Со стороны бывшей пожарной каланчи неожиданно появился отряд бомбометателей, посланный Дмитрием Курсановым.

Красавец мужик Борис Черняев, отчаянная душа — в распахнутом полушубке и с расстегнутым воротом косоворотки, без шапки, с растрепанными по ветру густыми волосами, выскочил на середину Шоссейной и высоко поднял свою самодельную бомбу, однако не успел ее метнуть, сраженный сразу несколькими выстрелами в упор. Он упал вместе с бомбой, и она так рванула, что осколками задела великана Александра Розанова. Он свалился на мостовую вслед за своим товарищем. Саша успел-таки метнуть свою бомбу, но, к несчастью, она мягко упала в сугроб и не разорвалась. Раненный в ногу, Розанов медленно пополз к калитке проходного двора, зубами вытягивая запал второй бомбы, чтобы не взорвалась непроизвольно.

Царские пушки теперь заработали под одной командой и с большим эффектом. То там, то тут вздымались черно-багровые султаны огня, дыма и пыли, разлетались разбитые взрывом снаряда баррикады. Начали гибнуть люди.

Артиллерийская батарея противника из двух орудий делала свое черное дело. Невидимая баррикадникам и недосягаемая для их карманной артиллерии, она неотвратимо приближала час своего торжества над плохо вооруженными рабочими.

На главной баррикаде разорвался снаряд, начиненный шрапнелью. Была ранена в ногу Марина Борисова. Она упала, обливаясь кровью, но ползла к пропагандисту Знаменскому, товарищу Верному, которому осколок угодил в живот. Маринка видела только эту страшную рану. Она ползла, чтобы перевязать товарища. И в это время осколком снаряда ее ранило в руку. С локотка на локоток, отстраняя кровоточащую руку, чтобы не глядеть на нее, Марина с трудом подтягивала пораненную шрапнелью ногу и все ползла и ползла, пока ее не подхватили Дарья Степанова с Олимпиадой Баковой и силой не уложили на носилки, а ребята-дружинники быстро унесли в госпиталь к Викентию Викентьевичу.

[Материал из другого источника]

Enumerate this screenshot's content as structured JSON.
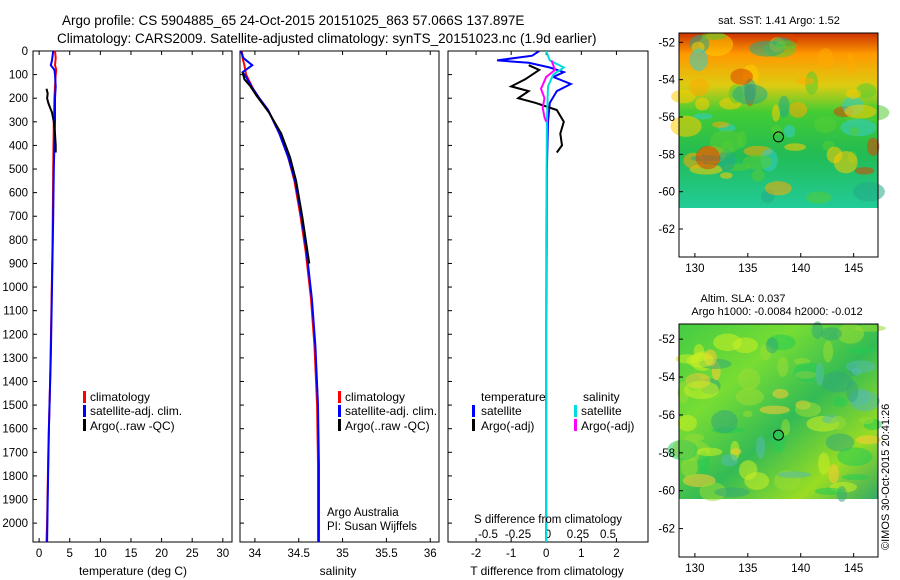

— Пить, пить, — еле открывая сухие почерневшие губы, почти бессознательно просил тяжелораненый. Когда над ним склонился доктор Корзанов, пропагандисту уже ничем нельзя было помочь. Глашатай рабочей правды, призывая людей и самой жизни не пожалеть для дела русской революции, сам погиб в бою, как солдат. Мужественный революционер, человек сильный и беззаветно преданный партии, кровью своей утвердил в сознании многих правоту того великого дела, ради которого призывал людей к оружию. Но никто из его воспитанников не мог сейчас сказать ему свое последнее прости. Все они были на боевых постах или уже пали в бою.